The fee request, like Musk’s pay package targeted in the case, defies easy comparisons. A judge in Delaware in the coming weeks will be asked to decide if it is reasonable and meets various legal requirements.
The fee implies an hourly rate of $288,888 for the work that each of the 37 lawyers, associates and paralegals spent on the case, according to documents filed in the Court of Chancery in Delaware.
By comparison, top-flight corporate attorneys bill $2,000 an hour and associates with several years under their belt at the biggest white-shoe law firms make around $288,000 – a year.
At that $2,000 an hour rate, the total time put in by the shareholders’ legal team – some 19,500 hours – would amount to about $39 million, a far cry from $6 billion.
In addition to its size, the fee is unusual in that the legal team is seeking to be paid by taking part of what Musk is giving up, the Tesla stock in his pay package. They are seeking 29 million of the 266 million shares of Tesla stock the company is receiving as a result of the ruling. They argue the fee will cost Tesla nothing.
The shareholder’s legal team comprised three law firms, Bernstein Litowitz Berger & Grossmann and Friedman Oster & Tejtel, both based in New York, and Andrews & Springer of Wilmington. The legal team declined to comment beyond what was in their court filing, according to an email from Greg Varallo of Bernstein.
Typically in shareholder lawsuits like the one Richard Tornetta filed in 2018 over Musk’s pay, the legal team works for free and hopes to get a cut of any eventual settlement or judgment.
The record for a fee in a shareholder lawsuit is the $688 million awarded in 2008 for the lawyers who represented Enron shareholders, according to Stanford Law School. The securities fraud case stemmed from the commodities trader’s hidden debts that led to its bankruptcy.
Judges do not look at the sheer size of the fee alone, but even by other measures the Musk case fee tops Enron.
The Enron fee represented 9.5% of the settlement of $7.2 billion, also a record.

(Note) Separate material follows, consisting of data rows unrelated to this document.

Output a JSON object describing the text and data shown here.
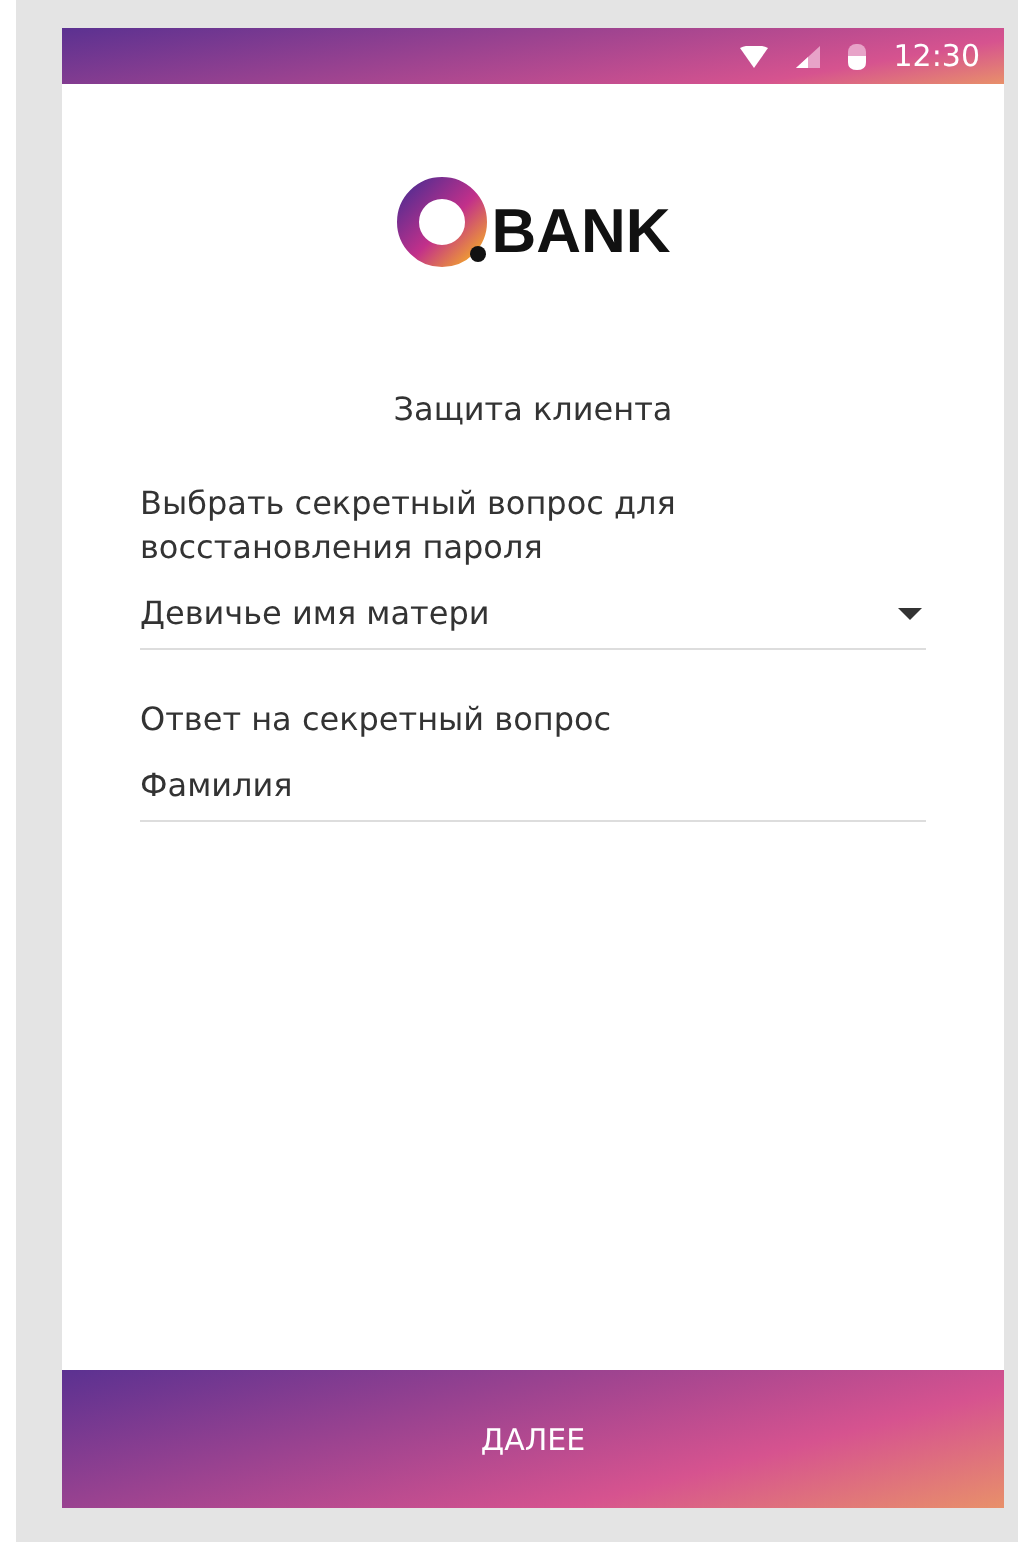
{
  "status_bar": {
    "time": "12:30"
  },
  "logo": {
    "text": "BANK"
  },
  "title": "Защита клиента",
  "fields": [
    {
      "kind": "select",
      "label": "Выбрать секретный вопрос для восстановления пароля",
      "value": "Девичье  имя матери"
    },
    {
      "kind": "text",
      "label": "Ответ на секретный вопрос",
      "value": "Фамилия"
    }
  ],
  "button": "ДАЛЕЕ"
}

By comparison, the lawyers in the Musk case said their fee request equaled 11% of the stock Musk would be returning to Tesla.
Federal judges tend to award lower percentages as a settlement grows in size, especially in cases that top $1 billion.
EXCEPTIONS
But there are exceptions, and those exceptions looks like the Musk case.

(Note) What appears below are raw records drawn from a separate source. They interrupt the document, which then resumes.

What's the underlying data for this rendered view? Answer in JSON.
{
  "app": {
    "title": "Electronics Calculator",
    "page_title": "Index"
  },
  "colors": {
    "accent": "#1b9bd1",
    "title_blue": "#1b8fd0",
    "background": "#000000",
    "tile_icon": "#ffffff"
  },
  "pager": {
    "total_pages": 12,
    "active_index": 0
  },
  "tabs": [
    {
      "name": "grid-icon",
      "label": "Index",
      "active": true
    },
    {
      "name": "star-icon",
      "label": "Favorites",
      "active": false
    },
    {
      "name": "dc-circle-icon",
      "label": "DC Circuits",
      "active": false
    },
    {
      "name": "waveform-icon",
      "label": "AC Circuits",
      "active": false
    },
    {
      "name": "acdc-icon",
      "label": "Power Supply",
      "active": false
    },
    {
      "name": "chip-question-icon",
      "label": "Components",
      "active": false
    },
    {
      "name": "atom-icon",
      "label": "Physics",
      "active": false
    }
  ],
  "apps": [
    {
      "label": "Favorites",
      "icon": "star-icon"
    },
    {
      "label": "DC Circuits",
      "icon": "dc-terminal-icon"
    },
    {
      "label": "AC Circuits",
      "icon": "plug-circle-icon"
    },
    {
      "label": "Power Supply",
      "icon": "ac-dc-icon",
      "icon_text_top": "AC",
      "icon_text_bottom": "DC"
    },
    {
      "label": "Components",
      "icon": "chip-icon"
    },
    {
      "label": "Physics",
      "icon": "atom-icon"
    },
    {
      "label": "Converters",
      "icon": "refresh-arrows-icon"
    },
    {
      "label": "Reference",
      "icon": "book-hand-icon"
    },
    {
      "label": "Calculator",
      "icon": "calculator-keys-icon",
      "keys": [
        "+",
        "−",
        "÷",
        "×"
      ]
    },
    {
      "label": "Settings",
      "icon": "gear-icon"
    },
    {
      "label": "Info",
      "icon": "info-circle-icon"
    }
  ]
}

In 2016, a federal judge awarded an unusually high fee of 25%, or $422 million, of a $1.6 billion settlement in a securities lawsuit against the consumer finance company Household International for concealing its poor lending practices.
That case lasted 14 years and, like the Musk case, involved a rarity in shareholder litigation, a trial. The court said the years of work and risk justified the fee.

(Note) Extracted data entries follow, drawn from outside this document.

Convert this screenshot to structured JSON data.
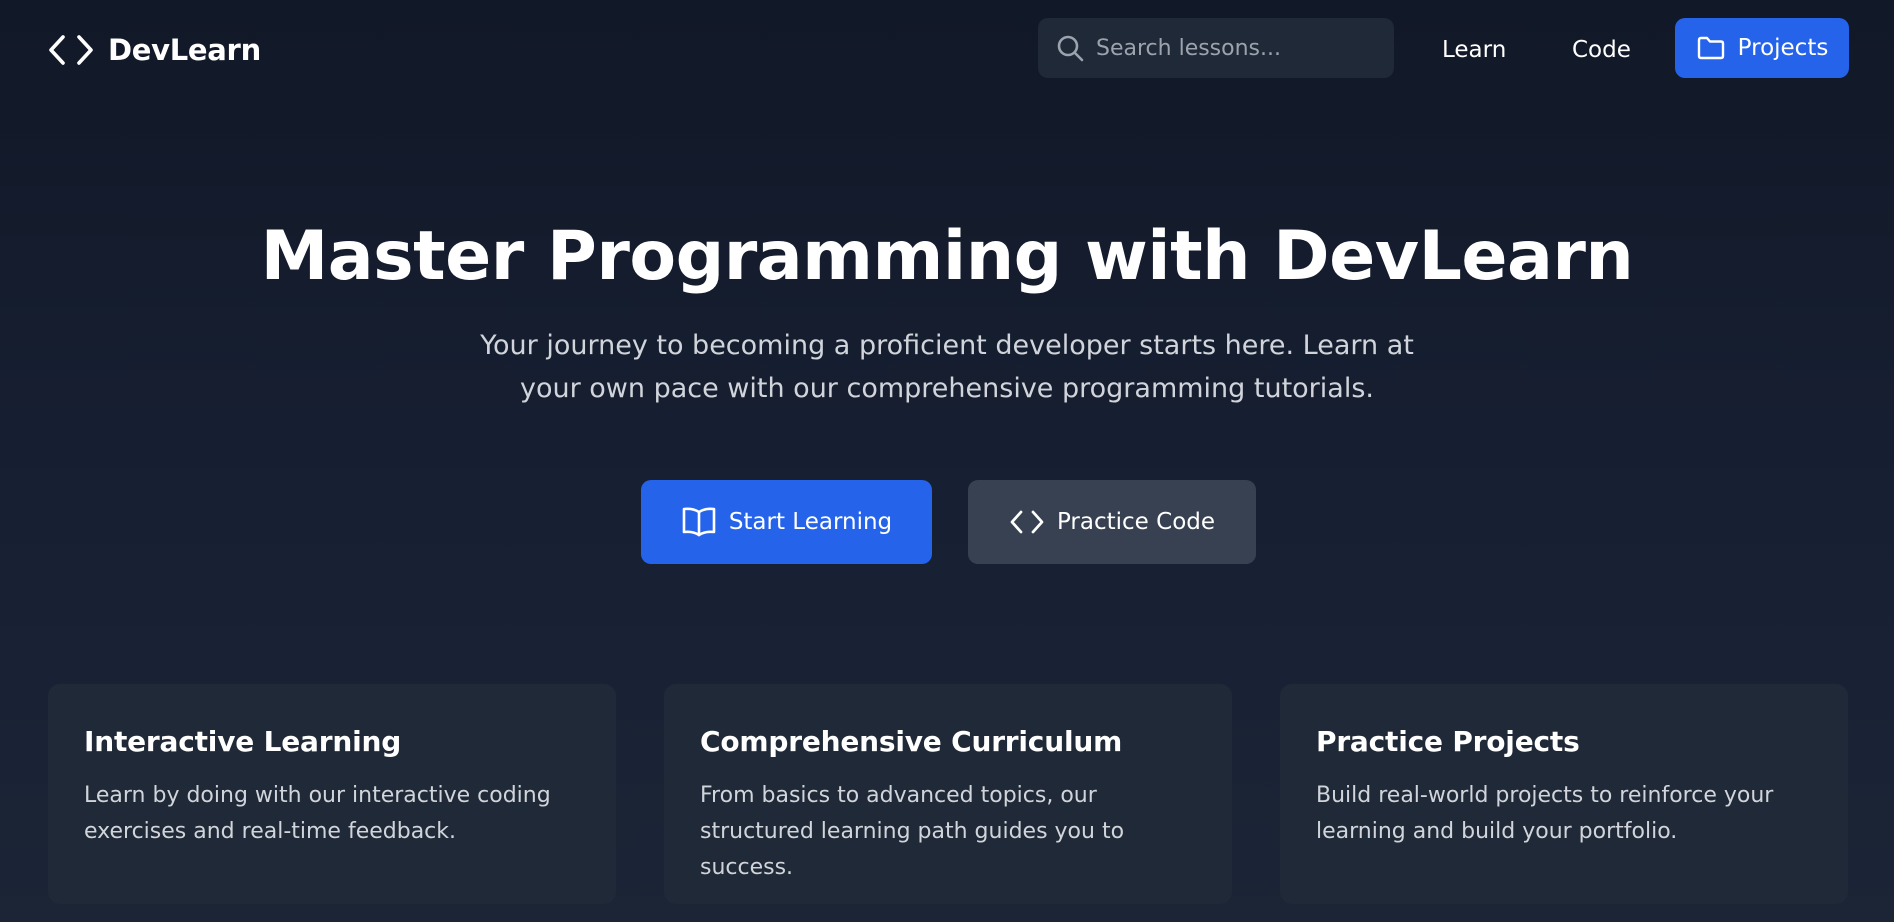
{
  "header": {
    "brand_name": "DevLearn",
    "search": {
      "placeholder": "Search lessons...",
      "value": ""
    },
    "nav": {
      "learn_label": "Learn",
      "code_label": "Code",
      "projects_label": "Projects"
    }
  },
  "hero": {
    "title": "Master Programming with DevLearn",
    "subtitle": "Your journey to becoming a proficient developer starts here. Learn at your own pace with our comprehensive programming tutorials.",
    "primary_button": {
      "label": "Start Learning",
      "icon": "book-open-icon"
    },
    "secondary_button": {
      "label": "Practice Code",
      "icon": "code-icon"
    }
  },
  "features": [
    {
      "title": "Interactive Learning",
      "description": "Learn by doing with our interactive coding exercises and real-time feedback."
    },
    {
      "title": "Comprehensive Curriculum",
      "description": "From basics to advanced topics, our structured learning path guides you to success."
    },
    {
      "title": "Practice Projects",
      "description": "Build real-world projects to reinforce your learning and build your portfolio."
    }
  ],
  "colors": {
    "background": "#111827",
    "surface": "#1f2937",
    "primary": "#2563eb",
    "secondary": "#374151",
    "text": "#ffffff",
    "muted_text": "#d1d5db",
    "placeholder_text": "#9ca3af"
  },
  "icons": {
    "brand": "code-icon",
    "search": "search-icon",
    "projects": "folder-icon"
  }
}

Fortunately for the shareholder’s legal team in the Musk case, it was litigated in Delaware state court, which takes into account factors such as a legal team’s efforts and the complexity of the case in assessing fees.
Delaware’s approach was highlighted in a 2011 ruling approving a fee of $304 million for a legal team in a case that challenged a deal by Southern Copper Corp that was found to improperly benefit its controlling shareholder, Grupo Mexico.
Delaware judge Leo Strine was confronted with a request for a then-unprecedented fee that came to $35,000 an hour, which the defendants argued would “destabilize” the legal system.
Strine said it provided a healthy incentive and approved the fee, which worked out to 15% of the $2 billion judgment.
Delaware’s approach may be about to change.
The Delaware Supreme Court is weighing an appeal of a fee that worked out to 27% of a $1 billion settlement in 2022 involving Dell Technologies. The company was sued in a class action case over a 2018 stock conversion related to Dell’s stake in VMware.
In May, the court will hear oral arguments, and two groups of law professors have weighed in with opposing amicus briefs — one arguing Delaware encourages shareholder lawyers to shoot for the biggest settlements, and the other arguing fee percentages should fall as recoveries grow.
“Scholars have spent many lifetimes trying to figure out the best way for clients to pay their lawyers,” said the brief from law professors including Brian Fitzpatrick of Vanderbilt Law School, who argued in favor of the 27% fee. “But, with respect, we think that is a fool’s errand.”